I'm thinking of breeding locust or dubia roaches to feed to my ackie, I wanted to start now because I may also get a bosc in the future and want to have plenty to go around. Which are easier to breed taking into consideration temperatures, maintenance, cleaning, feeding, setting up costs etc? Any info much appreciated, cheers Lee


----------



## jarich (Mar 23, 2012)

I think roaches are generally simpler to breed, for a new person especially. Locusts are a bit more specific for things like foods and temperature to get them breeding well. Roaches are pretty much garbage disposals that just need a warm tub. Doesnt get much easier.


----------



## Leequig (May 13, 2012)

Thanks for the info mate. I think I will get a few roaches to start then


----------



## jarich (Mar 23, 2012)

To be honest, if you are going to be feeding two monitors, I would breed both. The more, the better when it comes to these eating machines. Plus giving them a good variety helps get rid of any nutritional shortcomings you may run into with just one.


----------



## JordanL (Nov 14, 2012)

I really struggled with locusts to be honest mate, not sure where I went wrong but I just couldn't get them to breed. Dubias on the other hand, got some, stuck them in a RUB with some heat, food, water gel and some egg crates and off they went! Forgot to add: setup for my roaches cost about.. I'd say £40ish, the black RUB was about £17, already had a heat mat, egg crates were cheap off eBay, roaches etc. Cleaning is alright, just stack the egg crates vertically and the mess should fall to the bottom and they're pretty easy to maintain and feed. 

I underestimated the speed they bred at, only have one gecko so will need to sort them out soon but if you can do a mixture of the two then that sounds good but dubias are definitely easier (in my experience anyway).
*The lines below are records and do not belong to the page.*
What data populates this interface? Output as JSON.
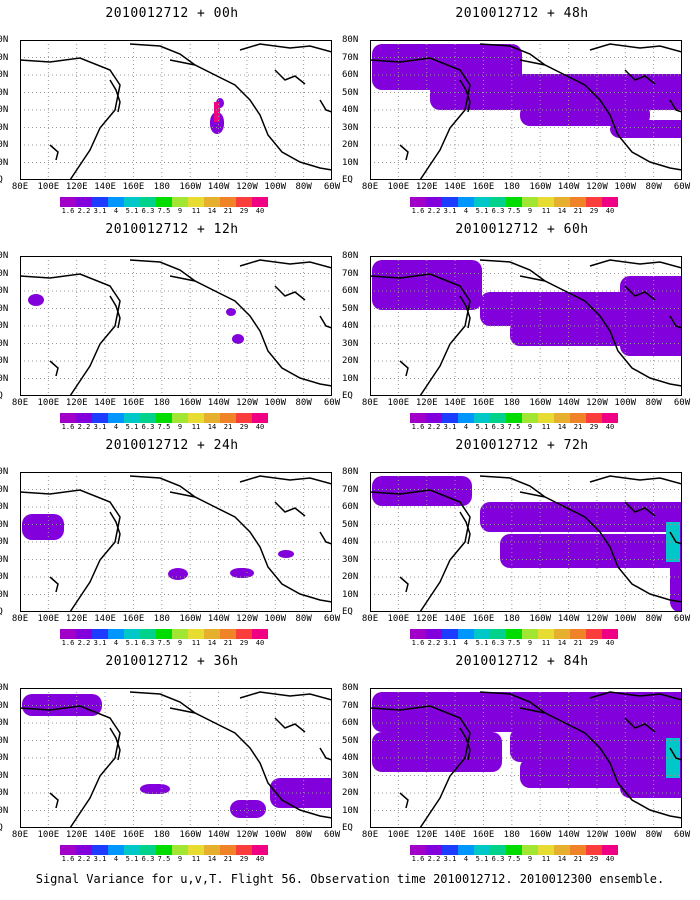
{
  "panels": [
    {
      "title": "2010012712 + 00h"
    },
    {
      "title": "2010012712 + 12h"
    },
    {
      "title": "2010012712 + 24h"
    },
    {
      "title": "2010012712 + 36h"
    },
    {
      "title": "2010012712 + 48h"
    },
    {
      "title": "2010012712 + 60h"
    },
    {
      "title": "2010012712 + 72h"
    },
    {
      "title": "2010012712 + 84h"
    }
  ],
  "axes": {
    "lat_labels": [
      "80N",
      "70N",
      "60N",
      "50N",
      "40N",
      "30N",
      "20N",
      "10N",
      "EQ"
    ],
    "lon_labels": [
      "80E",
      "100E",
      "120E",
      "140E",
      "160E",
      "180",
      "160W",
      "140W",
      "120W",
      "100W",
      "80W",
      "60W"
    ]
  },
  "colorbar": {
    "labels": [
      "1.6",
      "2.2",
      "3.1",
      "4",
      "5.1",
      "6.3",
      "7.5",
      "9",
      "11",
      "14",
      "21",
      "29",
      "40"
    ],
    "colors": [
      "#a000c8",
      "#8200dc",
      "#1e3cff",
      "#0096ff",
      "#00c8c8",
      "#00d28c",
      "#00dc00",
      "#a0e632",
      "#e6dc32",
      "#e6af2d",
      "#f08228",
      "#fa3c3c",
      "#f00082"
    ]
  },
  "footer": "Signal Variance for u,v,T. Flight 56. Observation time 2010012712. 2010012300 ensemble."
}
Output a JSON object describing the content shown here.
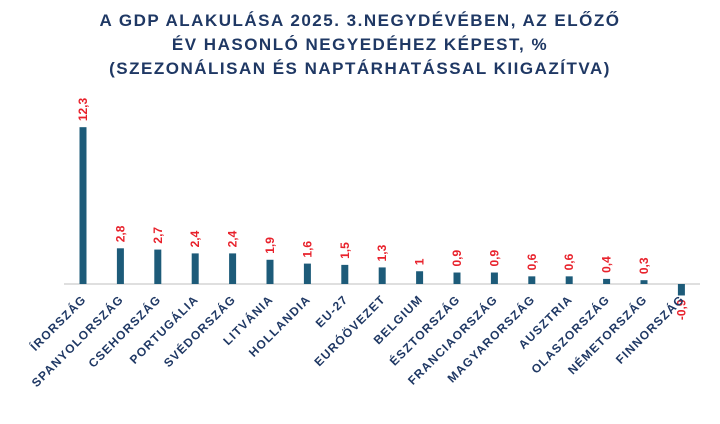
{
  "chart_data": {
    "type": "bar",
    "title": [
      "A GDP ALAKULÁSA 2025. 3.NEGYDÉVÉBEN, AZ ELŐZŐ",
      "ÉV HASONLÓ NEGYEDÉHEZ KÉPEST, %",
      "(SZEZONÁLISAN ÉS NAPTÁRHATÁSSAL KIIGAZÍTVA)"
    ],
    "categories": [
      "ÍRORSZÁG",
      "SPANYOLORSZÁG",
      "CSEHORSZÁG",
      "PORTUGÁLIA",
      "SVÉDORSZÁG",
      "LITVÁNIA",
      "HOLLANDIA",
      "EU-27",
      "EURÓÖVEZET",
      "BELGIUM",
      "ÉSZTORSZÁG",
      "FRANCIAORSZÁG",
      "MAGYARORSZÁG",
      "AUSZTRIA",
      "OLASZORSZÁG",
      "NÉMETORSZÁG",
      "FINNORSZÁG"
    ],
    "values": [
      12.3,
      2.8,
      2.7,
      2.4,
      2.4,
      1.9,
      1.6,
      1.5,
      1.3,
      1,
      0.9,
      0.9,
      0.6,
      0.6,
      0.4,
      0.3,
      -0.9
    ],
    "value_labels": [
      "12,3",
      "2,8",
      "2,7",
      "2,4",
      "2,4",
      "1,9",
      "1,6",
      "1,5",
      "1,3",
      "1",
      "0,9",
      "0,9",
      "0,6",
      "0,6",
      "0,4",
      "0,3",
      "-0,9"
    ],
    "color": "#1d5b79"
  }
}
Good luck on whatever you decide, and hopefully they breed well for you.


----------



## Leequig (May 13, 2012)

I have a tub and heat mat. I have seen a few roach colony set ups on eBay so I'm going to get one. I only have one ackie monitor to feed at the moment so I'm wary about breeding too many. I have read if you keep the temps lower they will bread slower so maybe that could be an idea???


----------



## JordanL (Nov 14, 2012)

Yeah mate I noticed that with mine. I had two leopard geckos (one sadly passed away) so obviously with only one gecko to feed I needed to slow the breeding down so I turned it down and so far it seems to have helped. 

Hopefully some other members can offer some more help, I don't know much about them except for what I've read on here haha!


----------



## Leequig (May 13, 2012)

Cheers for the information pal. Iv got experience with ackies now, i have owned 3 so I'm really interested in getting a bosc monitor so I think il have to start breeding insects because iv heard they are like dustbins haha just need to build a massive viv because I like them to have plenty of space


----------